Ways to reduce stress, overall
How many people exercise and stretch regularly — and seriously? Signing up for a gym and going occasionally is not enough. You don’t need a gym; walking in nature is psychologically healthier than walking on a treadmill. Training at home also reduces another major stressor — time. Travel to the gym is time-consuming.
If you feel good physically, you are more likely to feel good mentally. If you are overweight, improve your diet — you will feel better without carrying extra weight, and your self-image will improve. If you smoke, quit — yesterday! Smoking does NOT reduce stress.
Read before going to sleep.
Have a beer or other beverage with friends regularly — they are an important support system. Avoid “friends” who cause stress.
Work on relationships within your family.
Be aware that nightmares may occur from time to time — there is little you can do about that. Focus instead on how you function while awake.
As with physical injuries, PTSD symptoms should become less frequent and less severe over time. After physical injuries, physiotherapy is often recommended; psychological treatment is its equivalent. With professional treatment, recovery is faster and more effective. Remember that walking with a limp for too long can cause additional injuries.
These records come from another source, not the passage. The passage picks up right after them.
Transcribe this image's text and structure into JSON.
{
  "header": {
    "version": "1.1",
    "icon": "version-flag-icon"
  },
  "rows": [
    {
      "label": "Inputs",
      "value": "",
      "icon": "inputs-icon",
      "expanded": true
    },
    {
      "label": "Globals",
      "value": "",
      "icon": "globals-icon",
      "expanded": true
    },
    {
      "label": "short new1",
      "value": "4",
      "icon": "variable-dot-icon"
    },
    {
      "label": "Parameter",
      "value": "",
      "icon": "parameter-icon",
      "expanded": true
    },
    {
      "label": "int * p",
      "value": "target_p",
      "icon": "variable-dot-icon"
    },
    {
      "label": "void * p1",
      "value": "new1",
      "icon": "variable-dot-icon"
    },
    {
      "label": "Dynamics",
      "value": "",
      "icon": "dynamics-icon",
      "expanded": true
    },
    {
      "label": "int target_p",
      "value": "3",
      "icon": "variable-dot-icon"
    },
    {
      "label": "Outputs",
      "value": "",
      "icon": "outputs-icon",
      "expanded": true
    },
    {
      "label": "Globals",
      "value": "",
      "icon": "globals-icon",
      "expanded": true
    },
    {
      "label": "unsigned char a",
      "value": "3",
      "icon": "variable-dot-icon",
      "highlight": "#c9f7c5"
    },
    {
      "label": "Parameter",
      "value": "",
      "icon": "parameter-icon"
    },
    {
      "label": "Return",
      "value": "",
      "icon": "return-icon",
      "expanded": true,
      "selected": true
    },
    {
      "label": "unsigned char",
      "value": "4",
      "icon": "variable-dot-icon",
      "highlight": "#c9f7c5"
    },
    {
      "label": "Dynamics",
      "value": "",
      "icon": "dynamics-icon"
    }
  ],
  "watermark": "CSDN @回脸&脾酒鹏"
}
The same applies to PTSD. If it is not treated properly, one functional disorder may lead to another. For example, chronic tension may lead to frequent anger outbursts, which can damage family relationships and negatively affect work — both socially and in terms of performance.
The people of Israel are resilient. The majority of people not officially engaged in the war helped tremendously, as individuals or in ad hoc organizations. Donations of equipment were delivered to the front lines, as well as food. A new building, almost ready for the owners to move in, was loaned to a community evacuated from a kibbutz. ALL the owners of the apartments agreed to allow the kibbutzniks to live there, probably causing the owners to pay more rent. Thousands of civilians helped in countless ways. Permit me not to mention the government’s “contribution.” This incredible support by the people, for the people, reduced many factors of PTSD.
This blog is only a concise overview of PTSD in Israel. Other elements were omitted for various reasons, while some were not addressed in greater depth due to time constraints. The good news is that the epidemic will eventually dissipate. Comments are welcome.